Women working for Lewisham Council are defying the wage gap and are being paid nearly 11% more than men, according to the authority’s statement on equal pay.
The Pay Policy Statement outlines the Councils view that every employee should be paid on an equal and fair basis. The statement is required to be published under the 2017 Gender Pay Gap Reporting legislation.
Average hourly rates for employees were found to be 10.9% higher and the boundary between the top paid and lowest paid jobs had increased by 15.8% for women.
Although a majority proportion of lower level jobs are occupied by men, 68% of both middle and upper tier roles at the council are occupied by women. This does not include chief officer positions.
The report from the council said: “The Council seeks to be a fair and good employer of choice and in doing so deliver effective services in the borough.”
“Whatever their role, the Council seeks to ensure that every member of staff is valued and remunerated on a fair and just basis – taking into account the burden of personal responsibility their job requires.”
Lewisham Council’s pay policy breaks the trend laid out in the Office for National Statistics (ONS) annual earnings survey which was released in October 2017. The ONS stated that nationally men receive 9.1% more than women, this is a down from 17.4% when the survey began in 1997.
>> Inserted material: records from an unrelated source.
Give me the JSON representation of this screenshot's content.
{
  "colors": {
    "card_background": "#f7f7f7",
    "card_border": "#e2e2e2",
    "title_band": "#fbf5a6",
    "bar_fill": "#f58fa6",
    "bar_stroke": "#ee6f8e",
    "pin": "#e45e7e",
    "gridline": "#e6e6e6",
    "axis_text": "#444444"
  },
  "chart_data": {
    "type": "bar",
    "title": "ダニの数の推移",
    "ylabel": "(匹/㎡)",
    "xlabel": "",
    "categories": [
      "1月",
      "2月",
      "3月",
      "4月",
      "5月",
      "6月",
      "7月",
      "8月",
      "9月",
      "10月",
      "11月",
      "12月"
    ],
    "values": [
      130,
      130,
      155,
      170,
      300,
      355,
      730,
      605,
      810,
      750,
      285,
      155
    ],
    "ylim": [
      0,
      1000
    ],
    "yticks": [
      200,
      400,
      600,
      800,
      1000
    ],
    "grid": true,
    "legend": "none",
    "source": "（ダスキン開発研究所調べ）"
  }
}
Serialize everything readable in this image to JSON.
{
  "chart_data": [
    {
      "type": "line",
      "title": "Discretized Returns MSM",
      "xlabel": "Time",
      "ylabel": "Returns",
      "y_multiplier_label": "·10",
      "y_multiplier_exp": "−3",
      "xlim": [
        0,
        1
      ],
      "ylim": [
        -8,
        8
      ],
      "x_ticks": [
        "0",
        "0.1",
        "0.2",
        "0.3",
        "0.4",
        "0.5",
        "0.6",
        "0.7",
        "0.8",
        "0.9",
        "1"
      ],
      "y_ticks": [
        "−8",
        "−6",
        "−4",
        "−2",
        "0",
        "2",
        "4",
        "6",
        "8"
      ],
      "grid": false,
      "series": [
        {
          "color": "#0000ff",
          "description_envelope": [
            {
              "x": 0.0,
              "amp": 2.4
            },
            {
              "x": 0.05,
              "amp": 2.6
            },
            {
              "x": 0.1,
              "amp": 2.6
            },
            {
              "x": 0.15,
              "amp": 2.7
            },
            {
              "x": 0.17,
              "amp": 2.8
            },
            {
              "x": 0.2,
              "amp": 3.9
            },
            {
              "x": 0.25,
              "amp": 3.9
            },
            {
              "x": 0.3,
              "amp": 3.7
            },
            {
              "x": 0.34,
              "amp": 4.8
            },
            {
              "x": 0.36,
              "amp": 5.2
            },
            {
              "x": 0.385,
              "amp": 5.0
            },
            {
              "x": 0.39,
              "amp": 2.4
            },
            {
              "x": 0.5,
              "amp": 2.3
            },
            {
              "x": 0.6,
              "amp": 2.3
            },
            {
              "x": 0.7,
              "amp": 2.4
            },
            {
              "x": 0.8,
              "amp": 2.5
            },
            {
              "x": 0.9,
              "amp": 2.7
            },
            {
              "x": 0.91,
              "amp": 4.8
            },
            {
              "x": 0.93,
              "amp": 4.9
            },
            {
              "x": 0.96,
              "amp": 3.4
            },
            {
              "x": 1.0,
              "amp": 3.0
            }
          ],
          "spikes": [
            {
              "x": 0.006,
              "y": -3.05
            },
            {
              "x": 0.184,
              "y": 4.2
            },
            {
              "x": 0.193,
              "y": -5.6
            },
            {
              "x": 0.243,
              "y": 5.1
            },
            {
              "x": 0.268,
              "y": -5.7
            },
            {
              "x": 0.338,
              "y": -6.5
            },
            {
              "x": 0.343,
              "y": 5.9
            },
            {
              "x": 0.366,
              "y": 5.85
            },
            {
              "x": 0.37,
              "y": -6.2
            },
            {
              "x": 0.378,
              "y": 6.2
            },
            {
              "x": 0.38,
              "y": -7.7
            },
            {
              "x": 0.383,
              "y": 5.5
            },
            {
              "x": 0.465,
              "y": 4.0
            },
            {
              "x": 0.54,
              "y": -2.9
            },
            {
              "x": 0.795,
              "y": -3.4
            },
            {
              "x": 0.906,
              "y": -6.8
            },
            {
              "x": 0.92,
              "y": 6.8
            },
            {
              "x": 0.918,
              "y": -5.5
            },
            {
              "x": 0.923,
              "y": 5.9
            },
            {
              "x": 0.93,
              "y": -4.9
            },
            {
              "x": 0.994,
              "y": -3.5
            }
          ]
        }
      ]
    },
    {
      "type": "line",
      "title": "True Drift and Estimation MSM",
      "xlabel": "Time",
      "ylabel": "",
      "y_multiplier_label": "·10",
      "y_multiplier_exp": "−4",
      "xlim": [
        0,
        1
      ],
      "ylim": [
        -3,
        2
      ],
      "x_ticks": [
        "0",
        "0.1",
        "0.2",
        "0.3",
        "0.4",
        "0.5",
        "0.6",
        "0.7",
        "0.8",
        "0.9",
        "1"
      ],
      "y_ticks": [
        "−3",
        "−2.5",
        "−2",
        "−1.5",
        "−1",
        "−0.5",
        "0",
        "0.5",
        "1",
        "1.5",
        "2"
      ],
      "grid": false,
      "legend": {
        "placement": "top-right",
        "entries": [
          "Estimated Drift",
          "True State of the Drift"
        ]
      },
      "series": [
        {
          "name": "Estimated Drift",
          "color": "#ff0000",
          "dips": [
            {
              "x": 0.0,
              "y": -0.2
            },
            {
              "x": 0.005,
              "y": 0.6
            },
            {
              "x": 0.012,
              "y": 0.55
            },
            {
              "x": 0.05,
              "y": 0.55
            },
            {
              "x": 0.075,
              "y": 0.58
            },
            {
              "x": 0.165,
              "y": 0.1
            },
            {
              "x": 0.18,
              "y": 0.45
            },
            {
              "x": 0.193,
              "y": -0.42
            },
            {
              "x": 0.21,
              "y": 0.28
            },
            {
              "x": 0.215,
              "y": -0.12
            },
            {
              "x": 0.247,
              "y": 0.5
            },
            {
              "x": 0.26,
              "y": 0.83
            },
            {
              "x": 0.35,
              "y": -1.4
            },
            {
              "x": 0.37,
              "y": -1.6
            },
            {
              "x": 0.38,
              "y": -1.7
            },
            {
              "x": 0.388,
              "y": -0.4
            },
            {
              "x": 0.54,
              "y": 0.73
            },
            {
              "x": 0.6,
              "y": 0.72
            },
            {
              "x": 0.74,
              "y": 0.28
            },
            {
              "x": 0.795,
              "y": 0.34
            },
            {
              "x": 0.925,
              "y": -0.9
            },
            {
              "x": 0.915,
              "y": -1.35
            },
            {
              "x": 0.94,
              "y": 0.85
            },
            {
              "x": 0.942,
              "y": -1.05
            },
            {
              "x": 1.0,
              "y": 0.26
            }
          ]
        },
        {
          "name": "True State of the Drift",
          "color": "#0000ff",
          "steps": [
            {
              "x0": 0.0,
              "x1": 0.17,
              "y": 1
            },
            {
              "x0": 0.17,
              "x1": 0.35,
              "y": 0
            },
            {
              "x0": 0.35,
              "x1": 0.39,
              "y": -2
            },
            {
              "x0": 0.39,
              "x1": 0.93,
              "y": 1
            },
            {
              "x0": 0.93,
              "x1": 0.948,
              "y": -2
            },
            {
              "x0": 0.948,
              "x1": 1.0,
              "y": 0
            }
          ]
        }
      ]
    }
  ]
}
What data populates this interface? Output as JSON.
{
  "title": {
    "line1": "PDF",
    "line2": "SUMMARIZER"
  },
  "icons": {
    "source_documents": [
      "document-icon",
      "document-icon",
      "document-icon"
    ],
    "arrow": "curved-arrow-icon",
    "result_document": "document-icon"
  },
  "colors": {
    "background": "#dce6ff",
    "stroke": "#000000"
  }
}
Roger Smith, of the ONS Earnings Branch, said: “The gender pay gap fell to 9.1% among full-timers, the lowest since the present survey began.”
With a majority of females securing positions in the upper and middle tier sectors, the Council are supporting women in higher paid roles, research from the Living Wage Foundation shows that “nearly a 1/3 of all women working in the UK don’t earn a wage they can live on.”